No, I haven’t jumped ahead of myself with these daffodils below.
I do know that we’re still in January and that the daffodil is rightfully the Birth Month Flower of March!
It’s just that here in Wales, there’s an earlier version of St Valentine’s Day, celebrated on January 25th - St Dwynwen’s Day. And as the daffodil is one of the national symbols of Wales, I used one of my daffodil patterns, instead of the usual roses, on the St Dwynwen’s Day greeting cards for my new Zazzle store, 'Posh & Painterly Cymru'.
You can read about St Dwynwen, and the dramatic events that are supposed to have led to her being chosen as the patron saint of lovers, here, in an earlier blogpost. And since I wrote that post, I’ve decided to make St Dwynwen’s Day greeting cards after all - and they are quite popular.
Here's one I made last week for the Celtic Family Magazine's 'shop':
|The illustration for another of my |
St Dwynwen's Day Greeting Cards,
this time for sale in
the Celtic Family Magazine shop
The first time I ever visited Wales, on a family holiday, back in the 1970s, we couldn't help noticing the beautiful banks of daffodils along the roadsides. They seemed to be everywhere. So I assumed that they must grow particularly well in Wales and that was the reason that they are one of the national symbols.
But more recently, I’ve noticed that the daffodil banks are spreading and you can see them across England too. So what is the real reason that the Welsh have adopted daffodils as one of their national emblems?
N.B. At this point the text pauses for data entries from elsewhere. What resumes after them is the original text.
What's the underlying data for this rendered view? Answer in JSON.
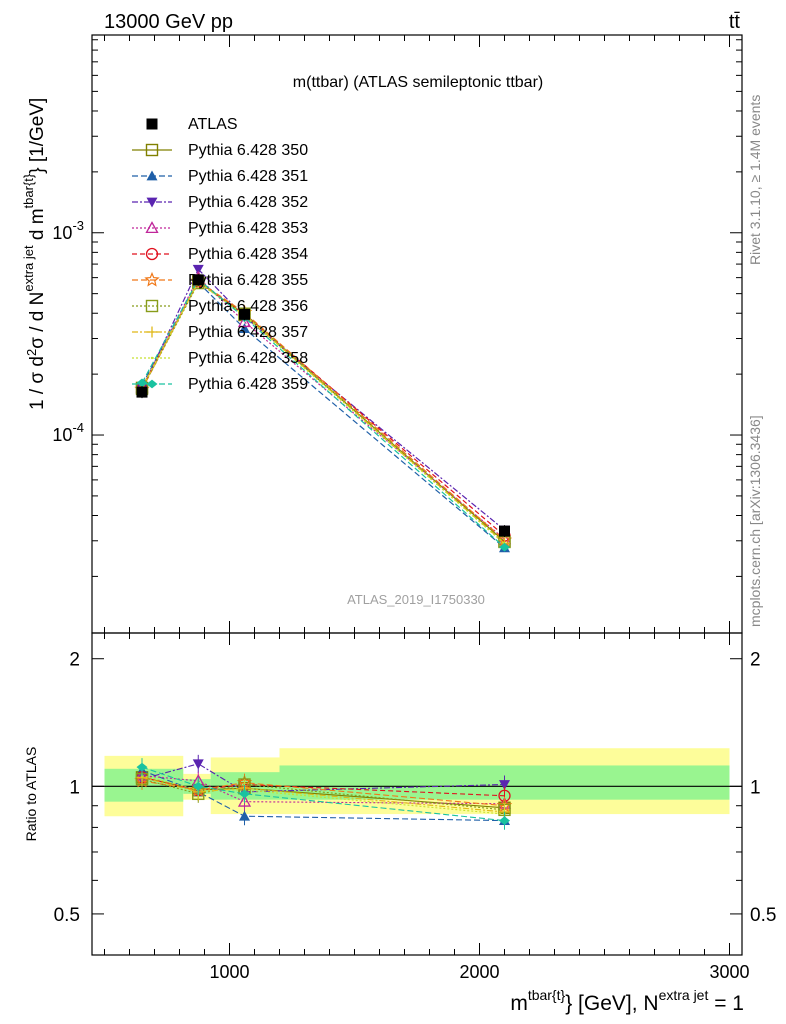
{
  "header": {
    "left": "13000 GeV pp",
    "right": "tt̄"
  },
  "side_labels": {
    "rivet": "Rivet 3.1.10, ≥ 1.4M events",
    "mcplots": "mcplots.cern.ch [arXiv:1306.3436]"
  },
  "watermark": "ATLAS_2019_I1750330",
  "chart_data": [
    {
      "type": "line",
      "title": "m(ttbar) (ATLAS semileptonic ttbar)",
      "ylabel": "1 / σ d²σ / d N^{extra jet} d m^{tbar{t}} [1/GeV]",
      "xlabel": "m^{tbar{t}} [GeV], N^{extra jet} = 1",
      "x_scale": "linear",
      "y_scale": "log",
      "xlim": [
        450,
        3050
      ],
      "ylim": [
        1.05e-05,
        0.0095
      ],
      "y_ticks": [
        {
          "value": 0.001,
          "label": "10",
          "exp": "-3"
        },
        {
          "value": 0.0001,
          "label": "10",
          "exp": "-4"
        }
      ],
      "x": [
        650,
        875,
        1060,
        2100
      ],
      "data": {
        "name": "ATLAS",
        "values": [
          0.000163,
          0.000585,
          0.000395,
          3.35e-05
        ],
        "color": "#000000"
      },
      "series": [
        {
          "name": "Pythia 6.428 350",
          "color": "#808000",
          "marker": "square-open",
          "dash": "solid",
          "values": [
            0.000171,
            0.000575,
            0.000392,
            2.98e-05
          ]
        },
        {
          "name": "Pythia 6.428 351",
          "color": "#1f5fa8",
          "marker": "triangle-up-filled",
          "dash": "6,3",
          "values": [
            0.000177,
            0.000568,
            0.000336,
            2.77e-05
          ]
        },
        {
          "name": "Pythia 6.428 352",
          "color": "#5a24b0",
          "marker": "triangle-down-filled",
          "dash": "6,2,2,2",
          "values": [
            0.000169,
            0.00066,
            0.000384,
            3.39e-05
          ]
        },
        {
          "name": "Pythia 6.428 353",
          "color": "#c0269a",
          "marker": "triangle-up-open",
          "dash": "2,2",
          "values": [
            0.000172,
            0.000601,
            0.000362,
            3.06e-05
          ]
        },
        {
          "name": "Pythia 6.428 354",
          "color": "#e0101e",
          "marker": "circle-open",
          "dash": "5,3",
          "values": [
            0.000171,
            0.000575,
            0.000397,
            3.18e-05
          ]
        },
        {
          "name": "Pythia 6.428 355",
          "color": "#f07818",
          "marker": "star-open",
          "dash": "6,3",
          "values": [
            0.000168,
            0.000576,
            0.000403,
            3.02e-05
          ]
        },
        {
          "name": "Pythia 6.428 356",
          "color": "#889c1a",
          "marker": "square-open",
          "dash": "2,2",
          "values": [
            0.000169,
            0.000564,
            0.000398,
            2.96e-05
          ]
        },
        {
          "name": "Pythia 6.428 357",
          "color": "#e0b818",
          "marker": "cross",
          "dash": "6,2,2,2",
          "values": [
            0.000171,
            0.00057,
            0.000392,
            2.92e-05
          ]
        },
        {
          "name": "Pythia 6.428 358",
          "color": "#c8e030",
          "marker": "none",
          "dash": "2,2",
          "values": [
            0.000172,
            0.000572,
            0.000389,
            2.9e-05
          ]
        },
        {
          "name": "Pythia 6.428 359",
          "color": "#19c2a0",
          "marker": "pointer",
          "dash": "6,3",
          "values": [
            0.000181,
            0.000588,
            0.000381,
            2.79e-05
          ]
        }
      ]
    },
    {
      "type": "line",
      "ylabel": "Ratio to ATLAS",
      "xlim": [
        450,
        3050
      ],
      "ylim": [
        0.4,
        2.3
      ],
      "y_ticks": [
        {
          "value": 2,
          "label": "2"
        },
        {
          "value": 1,
          "label": "1"
        },
        {
          "value": 0.5,
          "label": "0.5"
        }
      ],
      "x_ticks": [
        {
          "value": 1000,
          "label": "1000"
        },
        {
          "value": 2000,
          "label": "2000"
        },
        {
          "value": 3000,
          "label": "3000"
        }
      ],
      "bins": [
        {
          "x0": 500,
          "x1": 815,
          "stat_lo": 0.92,
          "stat_hi": 1.1,
          "tot_lo": 0.85,
          "tot_hi": 1.18
        },
        {
          "x0": 815,
          "x1": 925,
          "stat_lo": 0.96,
          "stat_hi": 1.04,
          "tot_lo": 0.93,
          "tot_hi": 1.07
        },
        {
          "x0": 925,
          "x1": 1200,
          "stat_lo": 0.93,
          "stat_hi": 1.08,
          "tot_lo": 0.86,
          "tot_hi": 1.17
        },
        {
          "x0": 1200,
          "x1": 3000,
          "stat_lo": 0.93,
          "stat_hi": 1.12,
          "tot_lo": 0.86,
          "tot_hi": 1.23
        }
      ],
      "ratios": [
        [
          1.05,
          0.98,
          0.99,
          0.89
        ],
        [
          1.09,
          0.97,
          0.85,
          0.83
        ],
        [
          1.04,
          1.13,
          0.97,
          1.01
        ],
        [
          1.06,
          1.03,
          0.92,
          0.91
        ],
        [
          1.05,
          0.98,
          1.01,
          0.95
        ],
        [
          1.03,
          0.98,
          1.02,
          0.9
        ],
        [
          1.04,
          0.96,
          1.01,
          0.88
        ],
        [
          1.05,
          0.97,
          0.99,
          0.87
        ],
        [
          1.06,
          0.98,
          0.98,
          0.86
        ],
        [
          1.11,
          1.0,
          0.96,
          0.83
        ]
      ]
    }
  ],
  "colors": {
    "stat_band": "#99f590",
    "total_band": "#fdfd9a"
  }
}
The reason is a mixture of legend and human error!
Legend has it that St David, the patron saint of Wales, ordered the Welsh soldiers to pluck a plant from the battleground to wear in their caps to distinguish them from the Saxons they were fighting. The battle happened to take place in a field of leeks and that accounts for why the leek is the number one Welsh symbol, though here are some variation on that theory.
The Welsh word for a leek is ‘cenhinen’ and the word for a daffodil is ‘cenhinen bedr’ or ‘cenin pedr’ (Peter’s leek). So it’s easy to see how the two became confused, especially as some narcissi are distantly related to some species of leek, both being part of the alium family.